Caro padre Julián, não sei descrever exactamente o que sucedeu nos Exercícios, mas para mim é claro que esta é a companhia para a minha vida. Mas ver que há outros na mesma estrada que eu não basta para não me sentir sozinha. Tendo começado a universidade e conhecendo poucas pessoas, há meses que tenho impresso o pedido de poder ter amizades verdadeiras também ali.
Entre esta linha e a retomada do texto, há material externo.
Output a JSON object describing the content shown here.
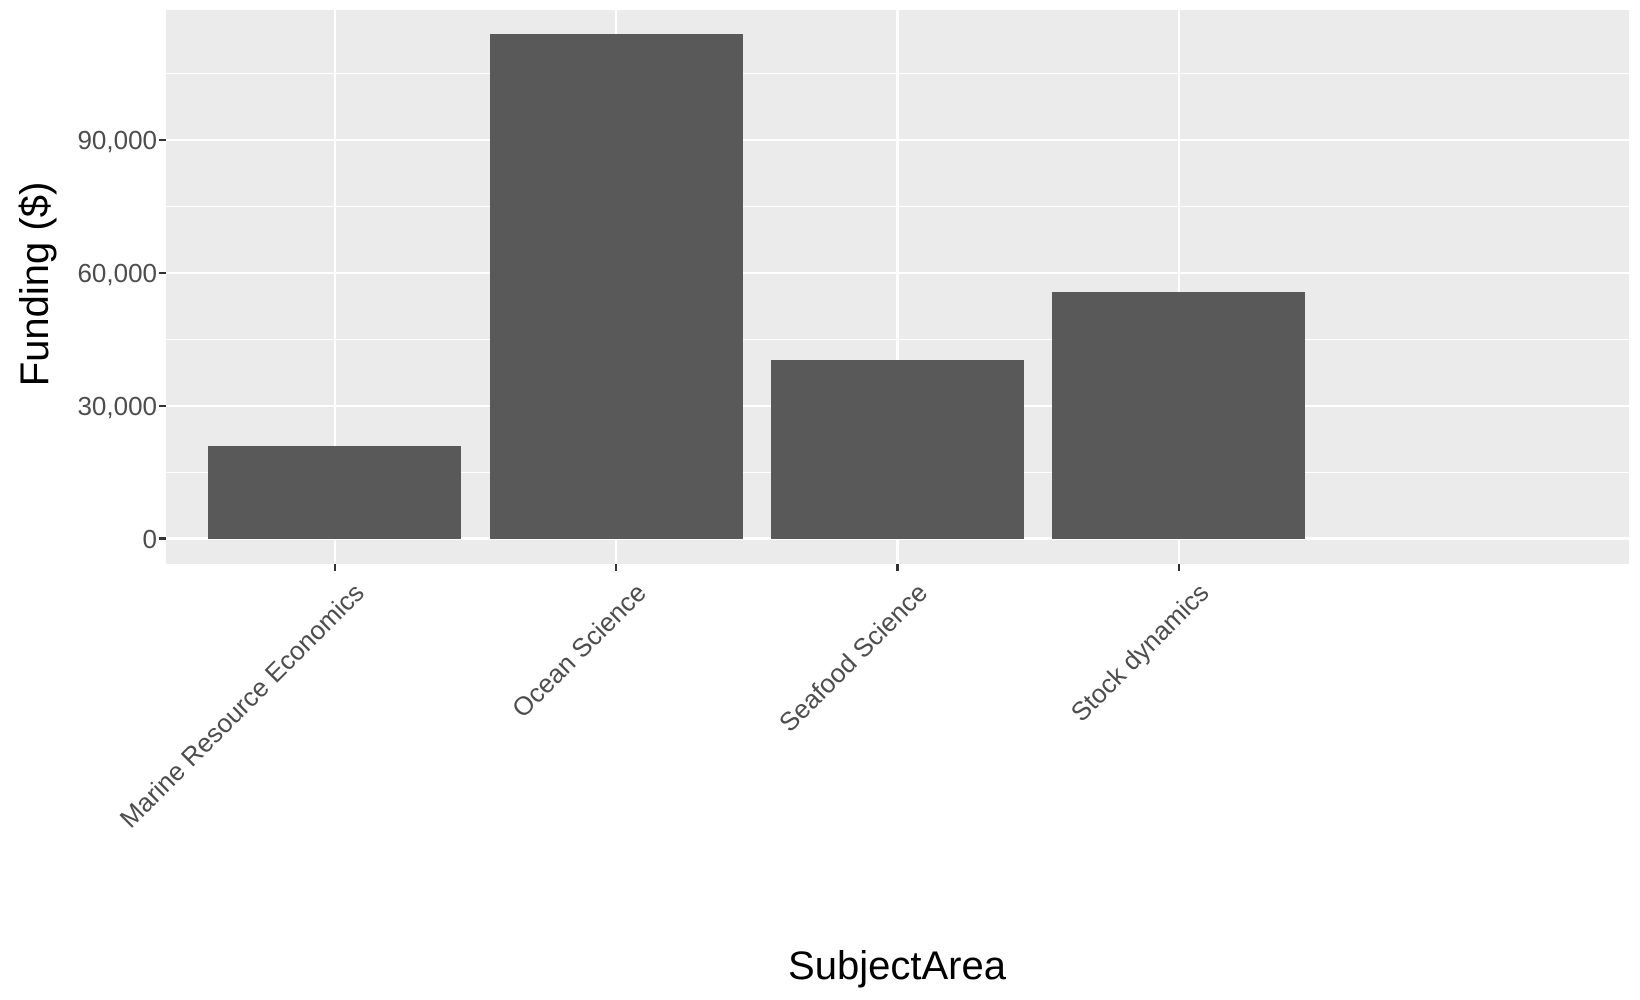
{
  "chart_data": {
    "type": "bar",
    "title": "",
    "xlabel": "SubjectArea",
    "ylabel": "Funding ($)",
    "categories": [
      "Marine Resource Economics",
      "Ocean Science",
      "Seafood Science",
      "Stock dynamics"
    ],
    "values": [
      20900,
      113900,
      40300,
      55600
    ],
    "y_ticks": {
      "values": [
        0,
        30000,
        60000,
        90000
      ],
      "labels": [
        "0",
        "30,000",
        "60,000",
        "90,000"
      ]
    },
    "y_minor_gridlines": [
      15000,
      45000,
      75000,
      105000
    ],
    "ylim": [
      -5700,
      119300
    ],
    "grid": "major and minor horizontal white lines, vertical white lines at category centers",
    "legend_position": "none",
    "colors": {
      "bar_fill": "#595959",
      "panel_background": "#EBEBEB",
      "gridline": "#FFFFFF",
      "tick_label": "#4D4D4D",
      "axis_title": "#000000",
      "tick_mark": "#333333",
      "figure_background": "#FFFFFF"
    }
  }
}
Apercebi-me que estou rodeada de gente que estimo e sigo, mas com as quais não posso dizer que tenha aquela liberdade que tenho com outros amigos. Por este motivo, é como se houvesse sempre um véu de tristeza, que não faltou em Rimini: também lá, em última análise, me sentia só. Também lá faltava qualquer coisa. E impressionou-me que tanto tu como o Nick, no seu testemunho, tenham falado tanto dos amigos verdadeiros, dos companheiros de destino. Era para mim! Fizemos as Tendas de Natal no Politécnico e fez-me impressão notar uma vez mais que estou inserida numa coisa maior do que eu. De início, quando nos perguntavam a disponibilidade para as várias tarefas, eu nunca dizia nada. Depois, um dia, uma rapariga do segundo ano pediu-me para a ajudar na distribuição dos bolinhos. Como gosto dela, disse que sim, e aos poucos fui-me envolvendo cada vez mais. Bem, eu também tinha a minha tarefa. Mais nada. Mas poucos dias depois desafiou-me a escrever aos meus professores e a levar-lhes um bolinho explicando o que é a Avsi e pedindo um donativo. Além do facto de ser sempre ela a pedir-me, percebo que pode ser realmente uma oportunidade no relacionamento com os professores e aceito. Depois dou por mim também a distribuir panfletos aos poucos colegas com quem tenho um mínimo de relação, à hora de almoço a fazer sanduíches e, às cinco, a apanhar os últimos papéis da praça. Simplesmente segui aquilo que «faz o meu coração sorrir» como diria a minha mãe.
Carta assinada


Uma vontade louca de viver

Caro padre Julián, eu tinha chegado aos Exercícios com a sensação de que ia ao encontro de qualquer coisa decisiva para a minha vida e esta certeza foi reconfirmada. Daqui a duas semanas acabo o curso e nos últimos meses cada vez me dou mais conta da urgência que tenho de encontrar algo na minha vida que eu possa seguir, algo que tem a pretensão de responder a toda a profundidade e mistério que sou eu. A companhia de Giussani, através do livro de Savorana e do Sentido Religioso, e a tua durante os meses em que estive sozinho no estrangeiro, ajudaram-me a olhar para a minha humanidade, completamente ferida e confusa por estes dois últimos anos. Pouco a pouco vou descobrindo que a vida é minha, sendo que neste “minha ” está o afecto que está a nascer pela minha humanidade e as minhas necessidades, que eu antes odiava porque as achava insuportáveis, e parecia-me que não estava a perceber nada. Aos poucos está a ser cada vez mais evidente que esta minha humanidade, ao contrário de ser um peso, é o único instrumento que tenho para me conhecer. Descobrir quem eu sou fez cair muitas imagens que eu fazia de mim mesmo e, para ser sincero, mesmo se as coisas não estão a evoluir como eu gostaria, ou se penso no meu futuro pós-licenciatura completamente incerto, está a ser bom viver. Nestes Exercícios vivi muitos momentos de serenidade, como já não me acontecia há tempo, mas serenidade verdadeira. A pergunta está a tornar-se sempre mais companhia: sobre as amizades, sobre a minha vocação, sobre o trabalho. Mas se dantes tudo isto me assustava, agora estou curioso e tornei a ter uma vontade louca de viver para descobrir o que Ele me está a preparar e o que já preparou mim.